There is something healthy about that. It has made me more honest with myself before I commit. If I want to do something well, I need to respect the preparation it requires. If I cannot do that, I would rather learn to be more selective than keep repeating the same cycle.

This is not really a lesson about competition. It is a lesson about standards.

4. I underestimated how much the community would matter

I came to Booth mostly for intellectual sharpening. I expected the classes to matter. I expected the frameworks to matter. I was more skeptical about the softer language people use around "community" and "network."

I still do not think the value is in networking in the superficial sense. What I have come to appreciate is something more concrete: the quality of thought changes when you are working alongside people whose instincts were shaped in very different environments than yours.

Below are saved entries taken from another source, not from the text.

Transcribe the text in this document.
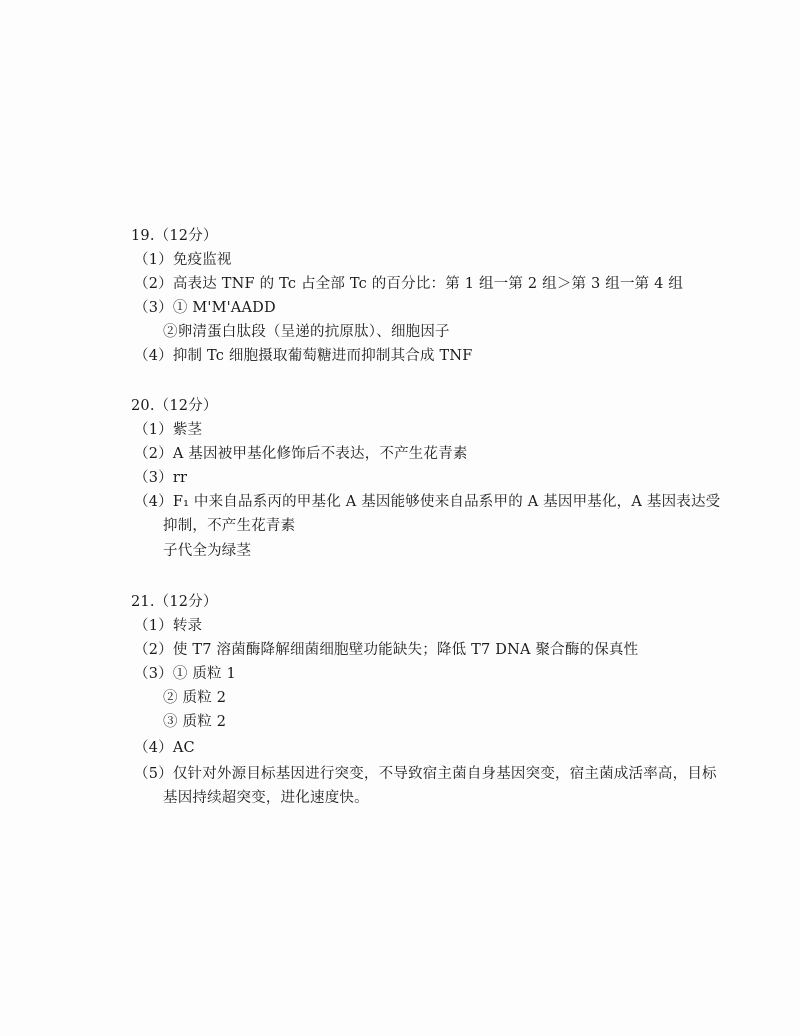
19.（12分）
（1）免疫监视
（2）高表达 TNF 的 Tc 占全部 Tc 的百分比：第 1 组一第 2 组＞第 3 组一第 4 组
（3）① M'M'AADD
②卵清蛋白肽段（呈递的抗原肽）、细胞因子
（4）抑制 Tc 细胞摄取葡萄糖进而抑制其合成 TNF
20.（12分）
（1）紫茎
（2）A 基因被甲基化修饰后不表达，不产生花青素
（3）rr
（4）F₁ 中来自品系丙的甲基化 A 基因能够使来自品系甲的 A 基因甲基化，A 基因表达受
抑制，不产生花青素
子代全为绿茎
21.（12分）
（1）转录
（2）使 T7 溶菌酶降解细菌细胞壁功能缺失；降低 T7 DNA 聚合酶的保真性
（3）① 质粒 1
② 质粒 2
③ 质粒 2
（4）AC
（5）仅针对外源目标基因进行突变，不导致宿主菌自身基因突变，宿主菌成活率高，目标
基因持续超突变，进化速度快。
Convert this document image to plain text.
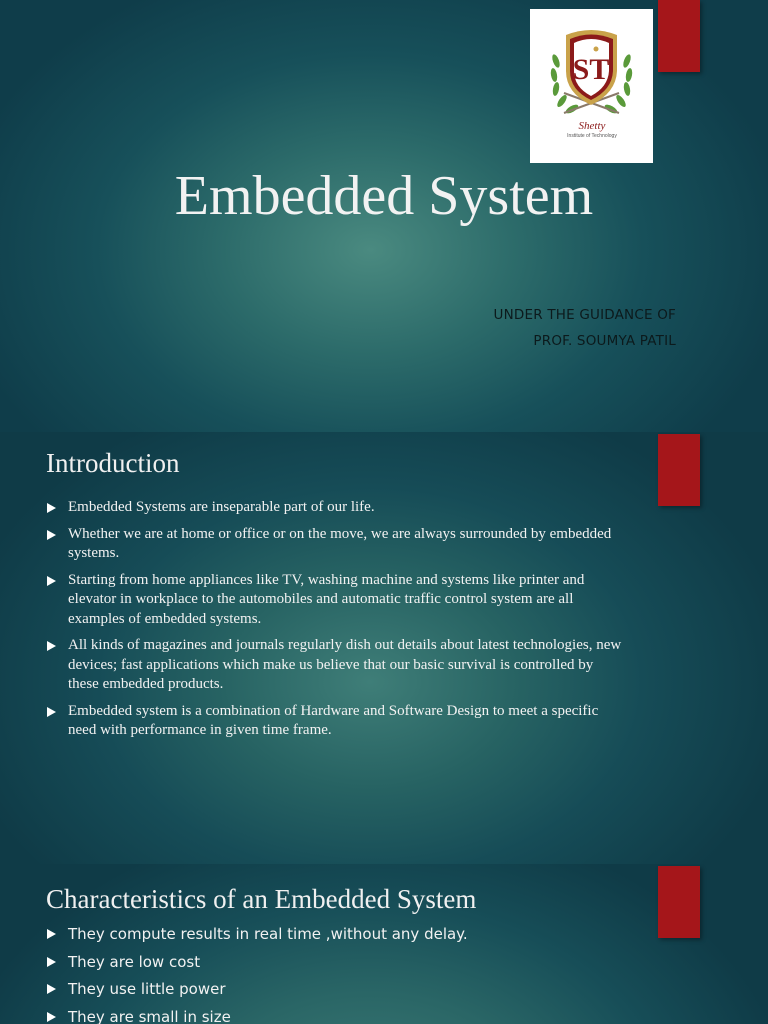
ST
Shetty
Institute of Technology
Embedded System
UNDER THE GUIDANCE OF
PROF. SOUMYA PATIL
Introduction
Embedded Systems are inseparable part of our life.
Whether we are at home or office or on the move, we are always surrounded by embedded systems.
Starting from home appliances like TV, washing machine and systems like printer and elevator in workplace to the automobiles and automatic traffic control system are all examples of embedded systems.
All kinds of magazines and journals regularly dish out details about latest technologies, new devices; fast applications which make us believe that our basic survival is controlled by these embedded products.
Embedded system is a combination of Hardware and Software Design to meet a specific need with performance in given time frame.
Characteristics of an Embedded System
They compute results in real time ,without any delay.
They are low cost
They use little power
They are small in size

One of the best examples of that for me came during the Booth Hackathon. One of our teammates, Ludmilla, came from a very different background than the rest of us. That mattered. We made a real effort to include her perspective in how we framed the product instead of defaulting to the assumptions the more technical members of the team already shared. The result was better because the framing got broader and sharper at the same time.

That is the version of community I believe in now. Not a list of contacts. Not vague "exposure." Real intellectual friction. Different priors in the same room. Better questions because not everyone is solving the problem from the same angle.

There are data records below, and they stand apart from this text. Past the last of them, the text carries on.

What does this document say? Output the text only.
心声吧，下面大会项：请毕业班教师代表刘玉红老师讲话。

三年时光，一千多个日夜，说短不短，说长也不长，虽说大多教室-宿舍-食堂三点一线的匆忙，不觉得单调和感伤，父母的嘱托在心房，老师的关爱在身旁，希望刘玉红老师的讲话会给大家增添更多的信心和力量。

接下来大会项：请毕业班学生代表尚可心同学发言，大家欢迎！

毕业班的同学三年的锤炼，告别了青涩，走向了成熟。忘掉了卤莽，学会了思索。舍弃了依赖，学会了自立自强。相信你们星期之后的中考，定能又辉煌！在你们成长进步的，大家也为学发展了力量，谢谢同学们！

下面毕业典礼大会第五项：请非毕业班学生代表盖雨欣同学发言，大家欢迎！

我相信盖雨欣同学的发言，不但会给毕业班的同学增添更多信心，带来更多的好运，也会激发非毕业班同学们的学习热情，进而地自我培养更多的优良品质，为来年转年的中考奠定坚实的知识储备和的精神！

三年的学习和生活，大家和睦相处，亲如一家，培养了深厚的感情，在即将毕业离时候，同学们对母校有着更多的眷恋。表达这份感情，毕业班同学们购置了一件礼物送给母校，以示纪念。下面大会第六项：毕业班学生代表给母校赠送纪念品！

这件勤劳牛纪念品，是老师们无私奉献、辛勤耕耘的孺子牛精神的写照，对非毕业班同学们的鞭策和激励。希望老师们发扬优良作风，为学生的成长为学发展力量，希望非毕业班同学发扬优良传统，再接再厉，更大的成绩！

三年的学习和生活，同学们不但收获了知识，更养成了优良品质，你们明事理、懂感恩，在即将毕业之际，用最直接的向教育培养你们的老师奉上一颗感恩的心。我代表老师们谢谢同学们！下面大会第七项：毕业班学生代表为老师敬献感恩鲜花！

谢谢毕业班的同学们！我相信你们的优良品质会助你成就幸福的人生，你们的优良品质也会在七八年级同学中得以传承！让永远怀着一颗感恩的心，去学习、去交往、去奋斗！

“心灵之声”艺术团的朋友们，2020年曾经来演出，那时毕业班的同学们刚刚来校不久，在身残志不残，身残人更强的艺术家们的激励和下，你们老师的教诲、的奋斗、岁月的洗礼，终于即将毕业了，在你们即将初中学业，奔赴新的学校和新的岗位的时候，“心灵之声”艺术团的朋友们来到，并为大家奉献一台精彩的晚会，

This has also made me more aware of one of my own constraints. I am still fairly introverted in new environments. I do not naturally walk into a room and start ten conversations. Once I know people, I engage deeply. But the first step does not come easily to me.

At Booth, that matters. Not because there is some social ideal I feel pressure to perform, but because there is actual value I miss when I stay too much in my own lane. I am learning that participation here is not only about raising your hand in class or doing the reading. It is also about making yourself available to the environment.

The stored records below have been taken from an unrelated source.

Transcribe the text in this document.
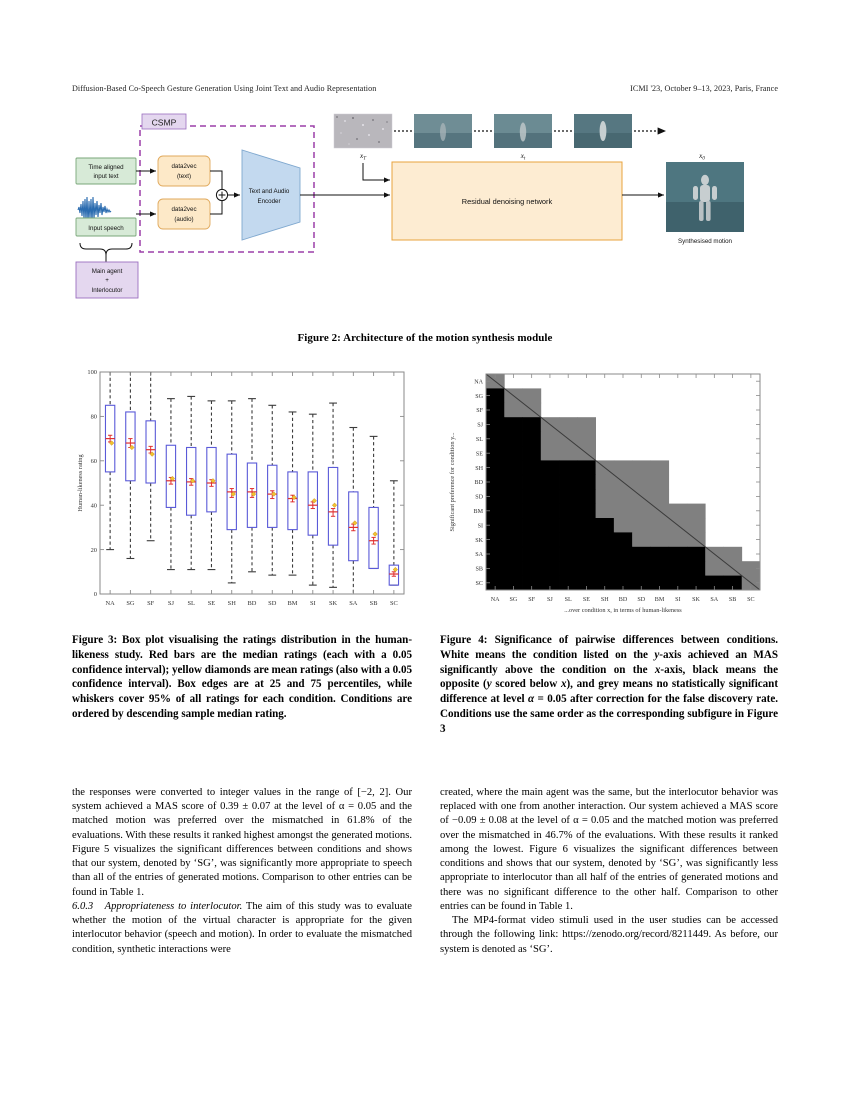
Diffusion-Based Co-Speech Gesture Generation Using Joint Text and Audio Representation	ICMI '23, October 9–13, 2023, Paris, France
CSMP
Time aligned
input text
Input speech
data2vec
(text)
data2vec
(audio)
Text and Audio
Encoder
Main agent
+
Interlocutor
$x_T$	$x_t$
Residual denoising network
$x_0$
Synthesised motion
Figure 2: Architecture of the motion synthesis module
0
20
40
60
80
100
Human-likeness rating
NA SG SF SJ SL SE SH BD SD BM SI SK SA SB SC	NA
NA
SG
SG
SF
SF
SJ
SJ
SL
SL
SE
SE
SH
SH
BD
BD
SD
SD
BM
BM
SI
SI
SK
SK
SA
SA
SB
SB
SC
SC
...over condition x, in terms of human-likeness
Significant preference for condition y...
Figure 3: Box plot visualising the ratings distribution in the human-likeness study. Red bars are the median ratings (each with a 0.05 confidence interval); yellow diamonds are mean ratings (also with a 0.05 confidence interval). Box edges are at 25 and 75 percentiles, while whiskers cover 95% of all ratings for each condition. Conditions are ordered by descending sample median rating.
Figure 4: Significance of pairwise differences between conditions. White means the condition listed on the y-axis achieved an MAS significantly above the condition on the x-axis, black means the opposite (y scored below x), and grey means no statistically significant difference at level α = 0.05 after correction for the false discovery rate. Conditions use the same order as the corresponding subfigure in Figure 3

the responses were converted to integer values in the range of [−2, 2]. Our system achieved a MAS score of 0.39 ± 0.07 at the level of α = 0.05 and the matched motion was preferred over the mismatched in 61.8% of the evaluations. With these results it ranked highest amongst the generated motions. Figure 5 visualizes the significant differences between conditions and shows that our system, denoted by ‘SG’, was significantly more appropriate to speech than all of the entries of generated motions. Comparison to other entries can be found in Table 1.

6.0.3 Appropriateness to interlocutor. The aim of this study was to evaluate whether the motion of the virtual character is appropriate for the given interlocutor behavior (speech and motion). In order to evaluate the mismatched condition, synthetic interactions were

created, where the main agent was the same, but the interlocutor behavior was replaced with one from another interaction. Our system achieved a MAS score of −0.09 ± 0.08 at the level of α = 0.05 and the matched motion was preferred over the mismatched in 46.7% of the evaluations. With these results it ranked among the lowest. Figure 6 visualizes the significant differences between conditions and shows that our system, denoted by ‘SG’, was significantly less appropriate to interlocutor than all half of the entries of generated motions and there was no significant difference to the other half. Comparison to other entries can be found in Table 1.

The MP4-format video stimuli used in the user studies can be accessed through the following link: https://zenodo.org/record/8211449. As before, our system is denoted as ‘SG’.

I have not mastered that yet, but I am more aware of the cost of not trying.

5. Booth is making me less tolerant of strategy that cannot survive contact with reality

This may be the most important change of all.

Before business school, I thought graduate management education would mostly make me better at talking about strategy. Booth has done almost the opposite. It has made me more impatient with strategy that stays abstract.

Across courses, team projects, competitions, interviews, and side building, the same pattern keeps showing up: frameworks are useful only if they hold up when a real decision has to be made by a real person under real constraints.

That sounds simple, but it has changed how I listen, how I evaluate ideas, and how I talk about my own work. I am less impressed now by language that feels polished but does not translate into a concrete choice. I care more about whether a line of thinking can survive contact with actual incentives, actual tradeoffs, and actual execution.

In that sense, Booth has been less about giving me a new vocabulary and more about raising the cost of pretending that vocabulary is enough.

That has been good for me.

What feels different now

Six months in, I do not feel transformed in some dramatic way. I feel more honest.

More aware of where I confuse confidence with readiness. More aware of when I am spreading effort instead of focusing it. More aware that the environment gives back more when I meet it fully. More aware that the quality of my thinking depends not only on what I know, but on how rigorously I prepare, choose, and participate.

That, for me, is the real value of the first six months.

Not that Booth has made me feel smarter.

It has made me less casual about the difference between potential and execution.

And that is a much more useful change.